Suppose there are 3 non-negative integers $x$, $y$ and $z$ on the real line. We are told that $x + y + z = 300$. Without loss of generality, assume $x$ to be the smallest integer, and $z$ to be the largest.
How do I minimize $(x + z)$?
Attempt: $x + z = 300 - y$, so for a start I should maximize y. This occurs at $y = z - 1$. So, we have $x + 2z = 301$. Now, $z = \dfrac {301}2 - \dfrac x2$. $\dfrac {dz}{dx} = -\dfrac 12$. Increasing $x$ by $1$ decreases $z$ only by $\dfrac12$. So, I should pick the smallest possible $x$, which is $1$. Then, $z = 150$. $\min (x+z) = 151$.
Questions
- Is my logic correct?
- Is there a systematic way to solve questions of this kind? i.e. given non-negative numbers on the real line that sum up to a fixed value, how to minimize the sum of the largest and smallest of them?

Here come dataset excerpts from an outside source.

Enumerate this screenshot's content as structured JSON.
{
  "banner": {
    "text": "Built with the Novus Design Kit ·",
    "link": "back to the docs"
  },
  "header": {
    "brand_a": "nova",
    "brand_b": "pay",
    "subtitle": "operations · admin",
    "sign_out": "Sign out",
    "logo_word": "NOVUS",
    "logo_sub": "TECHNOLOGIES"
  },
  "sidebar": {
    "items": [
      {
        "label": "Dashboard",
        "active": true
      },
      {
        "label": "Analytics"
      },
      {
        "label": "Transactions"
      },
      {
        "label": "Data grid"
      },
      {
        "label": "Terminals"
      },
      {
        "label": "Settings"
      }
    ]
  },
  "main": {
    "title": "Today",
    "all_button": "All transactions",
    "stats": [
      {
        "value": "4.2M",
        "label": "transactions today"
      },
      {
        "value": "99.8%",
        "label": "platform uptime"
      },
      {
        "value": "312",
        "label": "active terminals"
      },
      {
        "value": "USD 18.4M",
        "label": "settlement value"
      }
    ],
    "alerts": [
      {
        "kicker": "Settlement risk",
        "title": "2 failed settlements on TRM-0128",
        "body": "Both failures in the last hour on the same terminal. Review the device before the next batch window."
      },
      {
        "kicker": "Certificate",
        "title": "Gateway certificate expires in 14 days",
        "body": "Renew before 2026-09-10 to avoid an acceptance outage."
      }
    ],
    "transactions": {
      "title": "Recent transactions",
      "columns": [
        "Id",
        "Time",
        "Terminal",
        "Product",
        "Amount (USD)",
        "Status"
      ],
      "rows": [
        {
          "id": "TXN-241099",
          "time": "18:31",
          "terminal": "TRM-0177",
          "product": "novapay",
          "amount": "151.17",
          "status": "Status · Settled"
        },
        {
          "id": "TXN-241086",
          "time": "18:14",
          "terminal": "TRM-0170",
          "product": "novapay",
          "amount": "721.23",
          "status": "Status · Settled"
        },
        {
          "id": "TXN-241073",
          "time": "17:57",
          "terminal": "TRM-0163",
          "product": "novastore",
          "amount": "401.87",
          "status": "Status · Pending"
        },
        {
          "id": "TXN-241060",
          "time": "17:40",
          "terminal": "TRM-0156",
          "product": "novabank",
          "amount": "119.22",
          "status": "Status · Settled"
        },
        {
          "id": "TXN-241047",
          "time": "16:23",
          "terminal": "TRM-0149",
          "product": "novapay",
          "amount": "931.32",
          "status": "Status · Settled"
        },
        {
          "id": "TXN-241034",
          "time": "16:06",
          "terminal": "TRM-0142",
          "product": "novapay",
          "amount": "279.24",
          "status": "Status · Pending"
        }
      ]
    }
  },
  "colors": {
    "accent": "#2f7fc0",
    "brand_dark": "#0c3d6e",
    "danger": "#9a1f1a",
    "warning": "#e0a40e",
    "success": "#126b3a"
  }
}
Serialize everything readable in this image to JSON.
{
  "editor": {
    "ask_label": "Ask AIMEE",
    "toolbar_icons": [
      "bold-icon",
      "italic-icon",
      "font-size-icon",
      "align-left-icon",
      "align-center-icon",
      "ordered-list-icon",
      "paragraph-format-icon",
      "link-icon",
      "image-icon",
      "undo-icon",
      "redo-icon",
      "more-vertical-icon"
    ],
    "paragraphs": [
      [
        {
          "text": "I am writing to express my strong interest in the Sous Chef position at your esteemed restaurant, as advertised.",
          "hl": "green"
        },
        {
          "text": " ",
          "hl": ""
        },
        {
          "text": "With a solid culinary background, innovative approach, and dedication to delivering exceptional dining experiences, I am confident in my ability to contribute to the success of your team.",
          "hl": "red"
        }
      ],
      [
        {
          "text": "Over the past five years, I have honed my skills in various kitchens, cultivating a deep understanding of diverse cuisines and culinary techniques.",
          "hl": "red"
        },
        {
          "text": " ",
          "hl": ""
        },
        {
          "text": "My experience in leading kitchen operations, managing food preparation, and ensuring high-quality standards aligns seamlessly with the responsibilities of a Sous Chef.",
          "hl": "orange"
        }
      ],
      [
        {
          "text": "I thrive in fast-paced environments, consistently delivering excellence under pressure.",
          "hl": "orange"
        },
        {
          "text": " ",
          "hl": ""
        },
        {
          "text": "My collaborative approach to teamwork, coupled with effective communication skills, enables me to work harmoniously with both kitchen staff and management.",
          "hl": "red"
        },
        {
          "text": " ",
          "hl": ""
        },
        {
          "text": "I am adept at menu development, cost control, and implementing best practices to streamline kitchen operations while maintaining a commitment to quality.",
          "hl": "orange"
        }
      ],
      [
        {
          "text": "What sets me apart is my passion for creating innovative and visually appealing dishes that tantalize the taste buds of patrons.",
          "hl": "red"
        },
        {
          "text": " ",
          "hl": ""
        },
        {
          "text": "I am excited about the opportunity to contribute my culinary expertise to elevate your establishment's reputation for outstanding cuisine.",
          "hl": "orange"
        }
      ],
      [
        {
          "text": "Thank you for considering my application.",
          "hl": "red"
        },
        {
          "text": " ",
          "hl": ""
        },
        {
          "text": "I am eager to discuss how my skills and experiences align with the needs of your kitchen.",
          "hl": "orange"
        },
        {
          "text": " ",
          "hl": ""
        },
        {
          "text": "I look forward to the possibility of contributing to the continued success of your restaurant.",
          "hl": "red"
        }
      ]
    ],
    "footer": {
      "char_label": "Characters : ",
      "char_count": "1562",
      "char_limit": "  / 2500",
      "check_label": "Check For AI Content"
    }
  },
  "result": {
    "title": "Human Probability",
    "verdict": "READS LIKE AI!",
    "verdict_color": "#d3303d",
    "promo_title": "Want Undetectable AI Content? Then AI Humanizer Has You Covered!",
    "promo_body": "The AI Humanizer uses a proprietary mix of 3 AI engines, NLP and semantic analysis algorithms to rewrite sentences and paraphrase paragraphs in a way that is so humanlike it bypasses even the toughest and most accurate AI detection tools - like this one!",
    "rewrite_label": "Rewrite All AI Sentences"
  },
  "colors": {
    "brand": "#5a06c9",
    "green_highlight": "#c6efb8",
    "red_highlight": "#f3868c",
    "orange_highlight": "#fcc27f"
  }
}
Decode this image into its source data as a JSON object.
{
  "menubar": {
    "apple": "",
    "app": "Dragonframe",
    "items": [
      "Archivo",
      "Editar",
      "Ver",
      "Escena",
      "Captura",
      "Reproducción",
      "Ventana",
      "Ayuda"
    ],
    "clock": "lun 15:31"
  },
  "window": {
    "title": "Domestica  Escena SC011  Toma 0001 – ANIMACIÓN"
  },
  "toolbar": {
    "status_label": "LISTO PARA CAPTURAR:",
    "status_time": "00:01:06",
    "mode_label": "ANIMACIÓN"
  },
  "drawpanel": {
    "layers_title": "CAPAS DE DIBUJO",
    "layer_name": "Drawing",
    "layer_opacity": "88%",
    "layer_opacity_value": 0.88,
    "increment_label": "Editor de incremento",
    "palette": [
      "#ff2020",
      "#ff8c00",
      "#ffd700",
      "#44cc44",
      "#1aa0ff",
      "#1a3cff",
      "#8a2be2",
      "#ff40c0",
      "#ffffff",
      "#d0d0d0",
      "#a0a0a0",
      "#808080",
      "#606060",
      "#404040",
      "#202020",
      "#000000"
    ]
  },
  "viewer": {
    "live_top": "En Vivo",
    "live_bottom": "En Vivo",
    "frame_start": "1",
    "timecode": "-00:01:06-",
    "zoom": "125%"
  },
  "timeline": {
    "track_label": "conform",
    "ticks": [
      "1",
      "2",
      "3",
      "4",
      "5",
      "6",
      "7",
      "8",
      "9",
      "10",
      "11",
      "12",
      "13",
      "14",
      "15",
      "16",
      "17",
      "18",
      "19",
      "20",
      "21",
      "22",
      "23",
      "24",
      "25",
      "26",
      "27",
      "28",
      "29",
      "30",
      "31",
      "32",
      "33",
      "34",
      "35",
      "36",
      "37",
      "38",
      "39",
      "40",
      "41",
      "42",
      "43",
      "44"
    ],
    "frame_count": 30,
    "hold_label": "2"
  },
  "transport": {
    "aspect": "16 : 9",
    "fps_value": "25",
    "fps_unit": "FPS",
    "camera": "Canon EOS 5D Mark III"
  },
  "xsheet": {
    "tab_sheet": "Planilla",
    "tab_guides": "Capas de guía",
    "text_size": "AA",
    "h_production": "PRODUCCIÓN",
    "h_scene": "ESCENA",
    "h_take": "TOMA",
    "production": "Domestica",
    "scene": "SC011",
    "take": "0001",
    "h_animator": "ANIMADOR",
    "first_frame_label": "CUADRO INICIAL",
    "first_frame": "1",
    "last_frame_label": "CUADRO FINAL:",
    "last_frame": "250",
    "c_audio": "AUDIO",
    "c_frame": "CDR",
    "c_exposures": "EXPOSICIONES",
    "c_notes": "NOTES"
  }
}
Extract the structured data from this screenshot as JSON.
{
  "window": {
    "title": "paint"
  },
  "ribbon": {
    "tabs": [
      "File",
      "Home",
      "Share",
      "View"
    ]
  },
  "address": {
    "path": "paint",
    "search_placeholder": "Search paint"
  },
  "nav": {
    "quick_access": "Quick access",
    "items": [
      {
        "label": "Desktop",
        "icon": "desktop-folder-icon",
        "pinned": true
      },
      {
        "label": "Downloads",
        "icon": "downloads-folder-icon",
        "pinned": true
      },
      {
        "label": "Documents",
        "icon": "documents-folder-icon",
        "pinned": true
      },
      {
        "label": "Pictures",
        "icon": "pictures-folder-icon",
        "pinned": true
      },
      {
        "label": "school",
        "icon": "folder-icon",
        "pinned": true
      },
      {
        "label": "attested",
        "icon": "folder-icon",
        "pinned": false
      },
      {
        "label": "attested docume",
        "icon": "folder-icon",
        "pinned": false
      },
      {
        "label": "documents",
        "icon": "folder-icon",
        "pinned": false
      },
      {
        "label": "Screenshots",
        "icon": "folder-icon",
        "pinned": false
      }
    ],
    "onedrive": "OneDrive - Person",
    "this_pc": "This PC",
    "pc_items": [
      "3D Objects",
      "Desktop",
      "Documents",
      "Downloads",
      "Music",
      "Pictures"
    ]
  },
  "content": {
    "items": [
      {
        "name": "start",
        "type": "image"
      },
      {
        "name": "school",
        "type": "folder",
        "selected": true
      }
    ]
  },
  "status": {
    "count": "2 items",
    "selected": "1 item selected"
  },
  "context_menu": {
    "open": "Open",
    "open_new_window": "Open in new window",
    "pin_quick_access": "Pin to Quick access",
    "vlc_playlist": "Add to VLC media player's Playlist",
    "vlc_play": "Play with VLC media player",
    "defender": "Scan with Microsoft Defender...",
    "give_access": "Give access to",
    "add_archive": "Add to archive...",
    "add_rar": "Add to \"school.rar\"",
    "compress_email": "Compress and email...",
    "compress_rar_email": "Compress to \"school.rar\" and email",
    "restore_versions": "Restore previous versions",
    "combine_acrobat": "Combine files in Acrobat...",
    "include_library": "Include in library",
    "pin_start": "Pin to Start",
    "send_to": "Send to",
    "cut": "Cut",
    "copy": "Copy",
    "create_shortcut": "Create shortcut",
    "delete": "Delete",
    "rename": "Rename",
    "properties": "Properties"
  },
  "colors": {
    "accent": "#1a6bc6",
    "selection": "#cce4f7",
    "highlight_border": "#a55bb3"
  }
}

Your logic is fine. Working with integers there are sometimes "end effects". You seem to be requiring that $y \ne z$ and an alternate solution is $(0,149,151)$ but that has the same sum of $x+z$. Without the restriction that $y \ne z$ you could have $(0,150,150)$ for a sum of $150$
Your approach is quite systematic. If you had to have $7$ different non-negative integers sum to $300$ and wanted to minimize the sum of smallest plus largest, you would argue the same way-you want the middle ones to be as large as possible, so you have six numbers that add to $300$ (or a little less), so the average one is $50$, so they are $(47,48,49,50,51,52)$ and you need to add a $3$ to make $300$ and the sum is $3+52=55$. You don't really need the derivative here.